Assessment of ocean color atmospheric correction methods and development of a regional ocean color operational dataset for the Baltic Sea based on Sentinel-3 OLCI
Luis González Vilas, Vittorio Brando, Annalisa Di Cicco, Simone Colella, Davide D’Alimonte, Tamito Kajiyama, Jenni Attila, Thomas Schroeder
Abstract
The Baltic Sea is characterized by large gradients in salinity, high concentrations of colored dissolved organic matter, and a phytoplankton phenology with two seasonal blooms. Satellite retrievals of chlorophyll- a concentration (chl- a ) are hindered by the optical complexity of this basin and the reduced performance of the atmospheric correction in its highly absorbing waters. Within the development of a regional ocean color operational processing chain for the Baltic Sea based on Sentinel-3 Ocean and Land Colour Instrument (OLCI) full-resolution data, the performance of four atmospheric correction processors for the retrieval of remote-sensing reflectance ( Rrs ) was analyzed. Assessments based on three Aerosol Robotic Network-Ocean Color (AERONET-OC) sites and shipborne hyperspectral radiometers show that POLYMER was the best-performing processor in the visible spectral range, also providing a better spatial coverage compared with the other processors. Hence, OLCI Rrs spectra retrieved with POLYMER were chosen as input for a bio-optical ensemble scheme that computes chl- a as a weighted sum of different regional multilayer perceptron neural nets.

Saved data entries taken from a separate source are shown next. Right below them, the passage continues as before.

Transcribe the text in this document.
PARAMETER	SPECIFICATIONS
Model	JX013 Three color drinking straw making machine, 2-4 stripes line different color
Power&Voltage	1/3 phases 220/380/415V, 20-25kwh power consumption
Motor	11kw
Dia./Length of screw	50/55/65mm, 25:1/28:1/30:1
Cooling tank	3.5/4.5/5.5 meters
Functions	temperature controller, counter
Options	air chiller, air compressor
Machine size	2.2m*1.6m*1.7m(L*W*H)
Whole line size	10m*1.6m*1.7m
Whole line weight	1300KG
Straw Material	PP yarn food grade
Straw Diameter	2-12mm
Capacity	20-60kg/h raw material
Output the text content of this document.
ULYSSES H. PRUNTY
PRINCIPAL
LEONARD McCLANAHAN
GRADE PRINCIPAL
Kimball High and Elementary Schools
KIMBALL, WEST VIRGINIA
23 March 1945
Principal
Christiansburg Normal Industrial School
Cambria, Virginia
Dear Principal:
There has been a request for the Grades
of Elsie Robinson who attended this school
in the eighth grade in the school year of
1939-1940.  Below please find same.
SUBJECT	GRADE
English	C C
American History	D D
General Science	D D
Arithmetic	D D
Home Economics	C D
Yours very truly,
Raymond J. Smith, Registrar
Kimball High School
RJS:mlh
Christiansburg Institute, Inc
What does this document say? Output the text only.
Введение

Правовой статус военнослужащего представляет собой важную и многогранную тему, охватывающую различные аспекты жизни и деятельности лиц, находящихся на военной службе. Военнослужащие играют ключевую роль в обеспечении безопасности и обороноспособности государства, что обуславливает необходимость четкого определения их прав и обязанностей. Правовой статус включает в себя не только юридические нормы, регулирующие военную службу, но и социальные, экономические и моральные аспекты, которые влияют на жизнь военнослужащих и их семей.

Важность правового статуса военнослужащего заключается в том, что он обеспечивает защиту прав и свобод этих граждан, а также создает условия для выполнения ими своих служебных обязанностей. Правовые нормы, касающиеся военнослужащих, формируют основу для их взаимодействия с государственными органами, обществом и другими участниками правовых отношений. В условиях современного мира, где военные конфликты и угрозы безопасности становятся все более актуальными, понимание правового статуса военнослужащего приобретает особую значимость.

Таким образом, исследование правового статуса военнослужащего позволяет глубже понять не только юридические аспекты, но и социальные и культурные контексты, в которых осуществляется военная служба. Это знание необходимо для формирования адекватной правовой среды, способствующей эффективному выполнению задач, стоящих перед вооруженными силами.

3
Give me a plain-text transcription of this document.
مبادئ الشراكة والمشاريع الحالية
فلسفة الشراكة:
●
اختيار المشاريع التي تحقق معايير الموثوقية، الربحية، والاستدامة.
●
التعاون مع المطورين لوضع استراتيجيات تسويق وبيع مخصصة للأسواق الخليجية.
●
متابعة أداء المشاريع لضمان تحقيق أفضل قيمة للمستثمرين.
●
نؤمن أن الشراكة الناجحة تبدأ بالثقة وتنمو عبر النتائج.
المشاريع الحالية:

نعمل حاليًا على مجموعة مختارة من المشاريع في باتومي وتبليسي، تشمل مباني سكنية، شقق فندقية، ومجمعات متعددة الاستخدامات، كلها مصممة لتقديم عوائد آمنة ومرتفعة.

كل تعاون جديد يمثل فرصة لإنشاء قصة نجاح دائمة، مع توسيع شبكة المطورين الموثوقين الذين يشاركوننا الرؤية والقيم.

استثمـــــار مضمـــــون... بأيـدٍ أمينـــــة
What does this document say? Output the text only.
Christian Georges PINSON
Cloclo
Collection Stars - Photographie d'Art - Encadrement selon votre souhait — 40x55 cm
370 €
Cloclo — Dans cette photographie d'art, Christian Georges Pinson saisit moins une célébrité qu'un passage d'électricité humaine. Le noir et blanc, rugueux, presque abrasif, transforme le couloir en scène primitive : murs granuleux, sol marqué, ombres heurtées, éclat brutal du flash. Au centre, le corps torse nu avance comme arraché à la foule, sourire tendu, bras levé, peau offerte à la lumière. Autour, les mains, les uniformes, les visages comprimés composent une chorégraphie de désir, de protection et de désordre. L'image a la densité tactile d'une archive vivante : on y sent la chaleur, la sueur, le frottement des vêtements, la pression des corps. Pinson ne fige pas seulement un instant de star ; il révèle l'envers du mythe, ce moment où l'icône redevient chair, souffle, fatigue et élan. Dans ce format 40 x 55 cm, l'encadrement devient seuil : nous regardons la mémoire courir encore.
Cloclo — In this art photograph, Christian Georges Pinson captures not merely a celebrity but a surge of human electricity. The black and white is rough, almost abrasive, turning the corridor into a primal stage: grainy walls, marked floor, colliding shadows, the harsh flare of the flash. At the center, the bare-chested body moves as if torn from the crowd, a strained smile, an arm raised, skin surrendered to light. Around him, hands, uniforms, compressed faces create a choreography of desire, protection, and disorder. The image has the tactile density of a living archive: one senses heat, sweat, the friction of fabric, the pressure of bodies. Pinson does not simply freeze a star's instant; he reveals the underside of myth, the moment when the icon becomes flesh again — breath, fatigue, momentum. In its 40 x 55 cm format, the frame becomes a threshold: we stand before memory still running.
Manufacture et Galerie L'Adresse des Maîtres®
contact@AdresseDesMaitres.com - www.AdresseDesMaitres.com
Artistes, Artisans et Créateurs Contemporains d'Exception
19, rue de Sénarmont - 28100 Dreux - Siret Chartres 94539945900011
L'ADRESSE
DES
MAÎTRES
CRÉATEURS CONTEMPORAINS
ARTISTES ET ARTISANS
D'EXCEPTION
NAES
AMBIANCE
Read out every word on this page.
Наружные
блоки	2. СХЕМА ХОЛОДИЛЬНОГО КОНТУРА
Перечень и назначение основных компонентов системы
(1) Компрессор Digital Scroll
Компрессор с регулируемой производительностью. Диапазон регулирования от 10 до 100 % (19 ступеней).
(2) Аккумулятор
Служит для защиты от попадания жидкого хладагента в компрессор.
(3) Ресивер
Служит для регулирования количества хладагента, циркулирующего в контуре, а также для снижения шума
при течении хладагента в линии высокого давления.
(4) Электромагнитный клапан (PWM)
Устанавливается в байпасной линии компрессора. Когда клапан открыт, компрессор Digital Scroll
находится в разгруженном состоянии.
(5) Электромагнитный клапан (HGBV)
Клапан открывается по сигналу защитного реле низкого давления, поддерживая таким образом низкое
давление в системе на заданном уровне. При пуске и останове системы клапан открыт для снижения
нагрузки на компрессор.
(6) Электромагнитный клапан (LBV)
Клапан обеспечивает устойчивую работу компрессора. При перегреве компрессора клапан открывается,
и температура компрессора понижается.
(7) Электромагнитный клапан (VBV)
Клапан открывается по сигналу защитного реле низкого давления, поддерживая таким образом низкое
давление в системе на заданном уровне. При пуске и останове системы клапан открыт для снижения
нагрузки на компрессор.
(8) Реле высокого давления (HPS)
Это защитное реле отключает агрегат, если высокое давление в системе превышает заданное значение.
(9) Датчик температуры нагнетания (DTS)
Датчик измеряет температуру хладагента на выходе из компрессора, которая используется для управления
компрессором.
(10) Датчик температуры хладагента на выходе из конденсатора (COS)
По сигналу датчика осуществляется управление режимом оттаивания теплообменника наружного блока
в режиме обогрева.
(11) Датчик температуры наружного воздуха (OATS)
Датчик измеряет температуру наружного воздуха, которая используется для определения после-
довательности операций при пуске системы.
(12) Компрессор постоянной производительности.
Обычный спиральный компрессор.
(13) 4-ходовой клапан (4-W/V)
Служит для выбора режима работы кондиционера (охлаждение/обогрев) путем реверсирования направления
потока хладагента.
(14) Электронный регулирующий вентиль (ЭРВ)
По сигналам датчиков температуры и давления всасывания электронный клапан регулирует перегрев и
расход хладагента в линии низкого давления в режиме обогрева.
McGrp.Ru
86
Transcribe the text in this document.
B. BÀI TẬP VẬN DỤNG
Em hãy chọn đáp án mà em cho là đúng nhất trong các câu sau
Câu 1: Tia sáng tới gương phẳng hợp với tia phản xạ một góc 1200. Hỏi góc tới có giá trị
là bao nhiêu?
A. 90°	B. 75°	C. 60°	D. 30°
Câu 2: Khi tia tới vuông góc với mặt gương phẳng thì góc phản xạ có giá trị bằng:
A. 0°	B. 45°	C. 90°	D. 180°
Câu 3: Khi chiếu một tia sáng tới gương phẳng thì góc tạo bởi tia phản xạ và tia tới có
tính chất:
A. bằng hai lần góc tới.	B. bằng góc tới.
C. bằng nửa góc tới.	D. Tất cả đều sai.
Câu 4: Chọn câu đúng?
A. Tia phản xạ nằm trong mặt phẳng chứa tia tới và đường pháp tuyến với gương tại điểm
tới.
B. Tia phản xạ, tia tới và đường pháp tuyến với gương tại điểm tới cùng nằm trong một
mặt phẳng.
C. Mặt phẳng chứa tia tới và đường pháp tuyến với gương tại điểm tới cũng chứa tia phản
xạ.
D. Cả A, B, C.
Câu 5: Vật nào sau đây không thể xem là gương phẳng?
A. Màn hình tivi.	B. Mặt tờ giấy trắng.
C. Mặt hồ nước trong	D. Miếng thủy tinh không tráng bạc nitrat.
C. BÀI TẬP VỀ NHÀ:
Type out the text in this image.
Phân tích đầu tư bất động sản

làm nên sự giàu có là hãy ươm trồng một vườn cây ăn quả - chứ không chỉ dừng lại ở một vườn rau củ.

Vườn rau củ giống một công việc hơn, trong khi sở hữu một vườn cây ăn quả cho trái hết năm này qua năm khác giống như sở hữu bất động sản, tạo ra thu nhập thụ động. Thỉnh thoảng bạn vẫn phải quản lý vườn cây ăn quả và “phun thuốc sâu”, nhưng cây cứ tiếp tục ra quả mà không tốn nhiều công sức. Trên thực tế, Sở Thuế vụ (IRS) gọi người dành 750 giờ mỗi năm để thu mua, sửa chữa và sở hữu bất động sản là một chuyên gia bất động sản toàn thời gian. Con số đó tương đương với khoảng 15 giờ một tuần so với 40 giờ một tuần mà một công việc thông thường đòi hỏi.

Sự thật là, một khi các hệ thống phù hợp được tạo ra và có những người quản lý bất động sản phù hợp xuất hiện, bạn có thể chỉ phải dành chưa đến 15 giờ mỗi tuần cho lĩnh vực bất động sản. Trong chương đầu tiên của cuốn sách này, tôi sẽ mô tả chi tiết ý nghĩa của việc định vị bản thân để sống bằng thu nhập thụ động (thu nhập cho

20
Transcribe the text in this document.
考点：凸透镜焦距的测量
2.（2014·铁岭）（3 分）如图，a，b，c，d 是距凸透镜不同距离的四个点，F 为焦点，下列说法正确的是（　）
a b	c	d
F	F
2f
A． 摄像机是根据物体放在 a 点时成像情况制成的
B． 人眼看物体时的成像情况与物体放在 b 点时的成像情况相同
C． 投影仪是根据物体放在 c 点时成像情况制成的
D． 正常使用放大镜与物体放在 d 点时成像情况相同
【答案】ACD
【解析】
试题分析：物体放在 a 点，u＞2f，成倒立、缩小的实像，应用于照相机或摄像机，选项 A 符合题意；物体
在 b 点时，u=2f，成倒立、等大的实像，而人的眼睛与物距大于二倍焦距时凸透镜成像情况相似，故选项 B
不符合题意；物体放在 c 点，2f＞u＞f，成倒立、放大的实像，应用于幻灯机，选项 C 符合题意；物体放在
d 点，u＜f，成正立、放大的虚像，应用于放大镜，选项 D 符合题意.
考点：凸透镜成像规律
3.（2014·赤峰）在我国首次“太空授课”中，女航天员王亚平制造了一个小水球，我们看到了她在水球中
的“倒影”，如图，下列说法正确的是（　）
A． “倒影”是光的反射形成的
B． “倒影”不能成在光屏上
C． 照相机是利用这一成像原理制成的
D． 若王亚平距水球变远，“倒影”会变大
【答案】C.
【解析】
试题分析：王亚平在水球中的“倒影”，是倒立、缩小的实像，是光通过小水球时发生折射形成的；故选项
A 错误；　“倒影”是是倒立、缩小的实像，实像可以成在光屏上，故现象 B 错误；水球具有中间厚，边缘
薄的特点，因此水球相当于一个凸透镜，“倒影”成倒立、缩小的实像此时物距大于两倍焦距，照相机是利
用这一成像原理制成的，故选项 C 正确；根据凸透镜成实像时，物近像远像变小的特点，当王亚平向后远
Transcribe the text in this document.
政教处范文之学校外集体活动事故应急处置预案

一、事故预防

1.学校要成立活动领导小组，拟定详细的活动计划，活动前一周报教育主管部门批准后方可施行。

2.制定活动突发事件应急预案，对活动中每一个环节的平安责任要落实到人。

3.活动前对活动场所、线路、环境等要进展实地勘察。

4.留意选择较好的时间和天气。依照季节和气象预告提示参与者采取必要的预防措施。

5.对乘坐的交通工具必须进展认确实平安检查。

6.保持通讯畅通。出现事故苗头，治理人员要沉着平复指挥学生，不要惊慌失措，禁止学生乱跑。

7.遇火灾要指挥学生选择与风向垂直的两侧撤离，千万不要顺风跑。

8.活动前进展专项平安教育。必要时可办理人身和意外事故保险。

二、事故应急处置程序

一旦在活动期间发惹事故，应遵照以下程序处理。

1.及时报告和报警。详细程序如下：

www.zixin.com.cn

This study also evaluated the operational Rrs and chl- a datasets for the Baltic Sea based on OC-CCI v.6. The chl- a retrievals based on OC-CCI v.6 and OLCI Rrs , assessed against in-situ chl- a measurements, yielded similar results (OC-CCI v.6: R 2 = 0.11, bias = −0.22; OLCI: R 2 = 0.16, bias = −0.03) using a common set of match-ups for the same period. Finally, an overall good agreement was found between chl- a retrievals from OLCI and OC-CCI v.6 although differences between Rrs were amplified in terms of chl- a estimates.